ChoCG computational performance
This page discusses the computational performance of the ChoCG solver. The timings demonstrate that there is no significant scalability bottleneck in computational performance.
Strong scaling of computation
Using increasing number of compute cores with the same problem measures strong scaling, characteristic of the algorithm and its parallel implementation. Strong scalability helps answer questions, such as How much faster one can obtain a given result (at a given level of numerical error) if larger computational resources were available. To measure strong scaling we ran the Lid-driven cavity using a 794M-cell mesh (133M points) on varying number of CPUs for a few time steps and measured the average wall-clock time it takes to advance a single time step. The figure below depicts timings measured on the LUMI computer.
The figure shows that the ChoCG solver, while not ideal, scales well into the range of O(10^4) CPU cores. In particular, the figure shows that strong scaling is close to ideal at and below 32K CPUs. The departure from ideal is indicated by nonzero angles between the ideal and the blue line. The data also shows that though non-ideal above these points, parallelism is still effective in reducing CPU time with increasing compute resources. Even at the largest runs time-to-solution still largely decreases with increasing resources.
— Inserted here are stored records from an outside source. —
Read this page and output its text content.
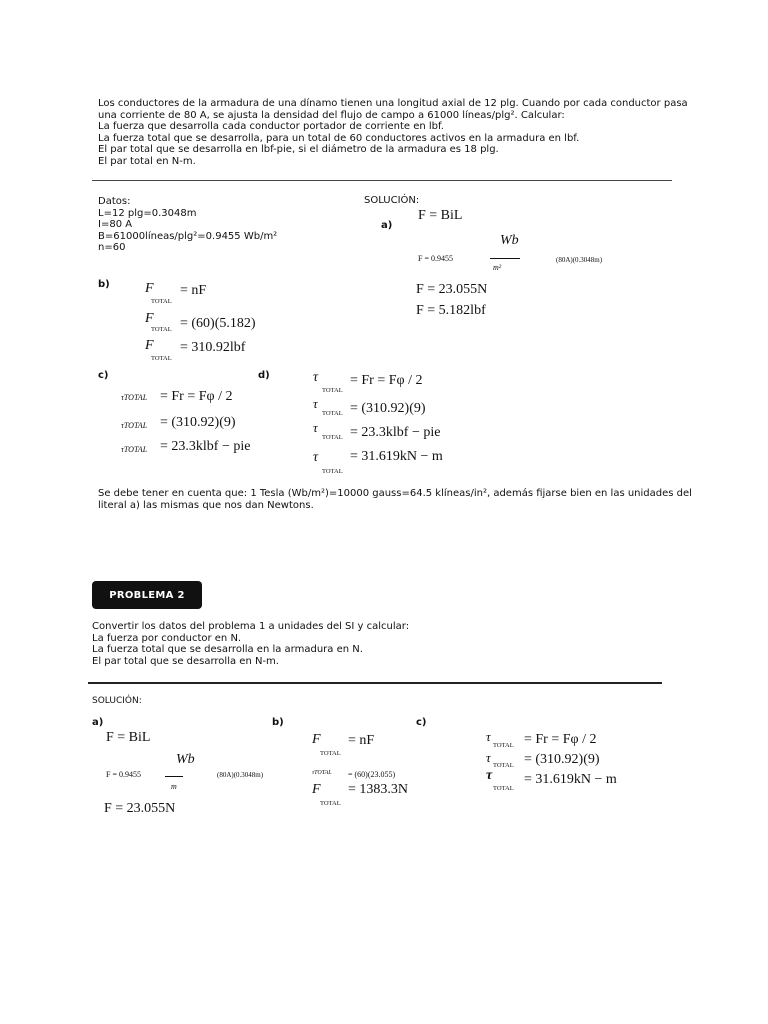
Los conductores de la armadura de una dínamo tienen una longitud axial de 12 plg. Cuando por cada conductor pasa
una corriente de 80 A, se ajusta la densidad del flujo de campo a 61000 líneas/plg². Calcular:
La fuerza que desarrolla cada conductor portador de corriente en lbf.
La fuerza total que se desarrolla, para un total de 60 conductores activos en la armadura en lbf.
El par total que se desarrolla en lbf-pie, si el diámetro de la armadura es 18 plg.
El par total en N-m.
Datos:
L=12 plg=0.3048m
I=80 A
B=61000líneas/plg²=0.9455 Wb/m²
n=60
SOLUCIÓN:
a)
F = BiL
F = 0.9455
Wb
m²
(80A)(0.3048m)
F = 23.055N
F = 5.182lbf
b)	F
TOTAL
= nF
F
TOTAL = (60)(5.182)
F
TOTAL
= 310.92lbf
c)
τTOTAL = Fr = Fφ / 2
τTOTAL = (310.92)(9)
τTOTAL = 23.3klbf − pie
d)	τ
TOTAL
= Fr = Fφ / 2
τ
TOTAL = (310.92)(9)
τ
TOTAL = 23.3klbf − pie
τ
TOTAL
= 31.619kN − m
Se debe tener en cuenta que: 1 Tesla (Wb/m²)=10000 gauss=64.5 klíneas/in², además fijarse bien en las unidades del
literal a) las mismas que nos dan Newtons.
PROBLEMA 2
Convertir los datos del problema 1 a unidades del SI y calcular:
La fuerza por conductor en N.
La fuerza total que se desarrolla en la armadura en N.
El par total que se desarrolla en N-m.
SOLUCIÓN:
a)
F = BiL
F = 0.9455
Wb
m
(80A)(0.3048m)
F = 23.055N
b)
F
TOTAL
= nF
τTOTAL = (60)(23.055)
F
TOTAL
= 1383.3N
c)
τ
TOTAL = Fr = Fφ / 2
τ
TOTAL = (310.92)(9)
τ
TOTAL
= 31.619kN − m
As usual with strong scaling, as more processors are used with the same-size problem, communication will eventually overwhelm useful computation and the simulation does not get any faster with more resources. The above figure shows that this point has not yet been reached at approximately 65K CPUs for this mesh on this machine. The point of diminishing returns is determined by the scalability of the algorithm, its implementation, the problem size, the efficiency of the underlying runtime system, the hardware (e.g., the network interconnect), and their configuration.